In der aktuellen Haushaltsperiode von 2021 bis 2027 will die EU den sozialen und regionalen Zusammenhalt mit 244 Milliarden Euro aus dem Kohäsionsfonds fördern. Hinzu kommen die Investitionen zwischen 2021 und 2026 aus der Aufbau- und Resilienzfazilität. Hiervon sind 193 Milliarden Euro für den sozialen und territorialen Zusammenhalt vorgesehen. Die größten Nutznießer (im Verhältnis zu ihrem BIP) werden die Länder Mittel- und Osteuropas sein, die besonders hart von den Kostensteigerungen getroffen sind.
2021 beschloss die Europäische Investitionsbank, die Kohäsionsförderung neu anzugehen: umfassender, mutiger, gezielter. Damit baut die Bank der EU ihre Unterstützung für die schwächeren Regionen Europas aus, wobei sie gleichzeitig sicherstellt, dass die Hälfte ihrer Finanzierungen für Klimaschutz und ökologische Nachhaltigkeit vergeben werden.
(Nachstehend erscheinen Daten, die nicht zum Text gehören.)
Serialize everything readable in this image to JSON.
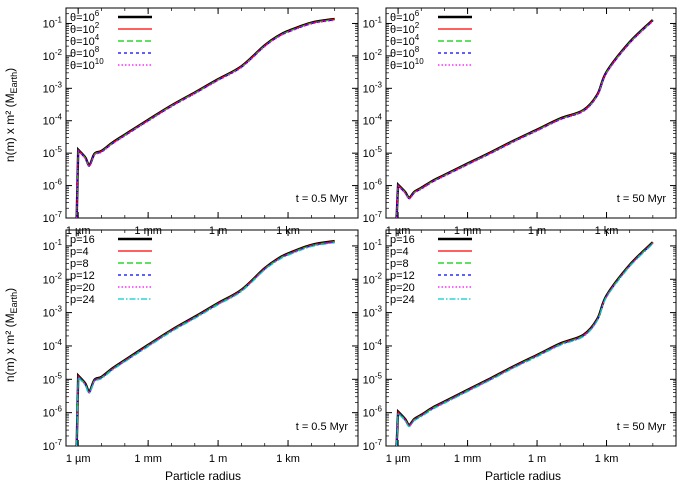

Die beiden letzten Bereiche sind besonders wichtig für weniger entwickelte Kohäsionsregionen und für all jene, die wegen der steigenden Energiepreise Probleme haben, ihre Wohnungen zu heizen, ihre Autos zu betanken oder den Strom für ihre Unternehmen zu bezahlen.
Um den Kohäsionsregionen zu helfen und gleichzeitig die Energiekrise zu überwinden, müssen wir Investitionen den Vorzug geben, die beiden Zielen dienen. Etwa Investitionen in saubere Energie, sauberen Verkehr und Energieeffizienz. Sie können Regionen wirtschaftlich stärken und gleichzeitig die CO2-Emissionen reduzieren und Europa energieunabhängiger machen. Ich bin der Meinung: Wenn wir den europäischen Zusammenhalt fördern, indem wir in den am stärksten betroffenen Regionen in die grüne und digitale Wende investieren, dann ermöglichen wir nicht nur diesen Regionen sondern ganz Europa, stärker, grüner und besser vorbereitet in die Zukunft zu gehen.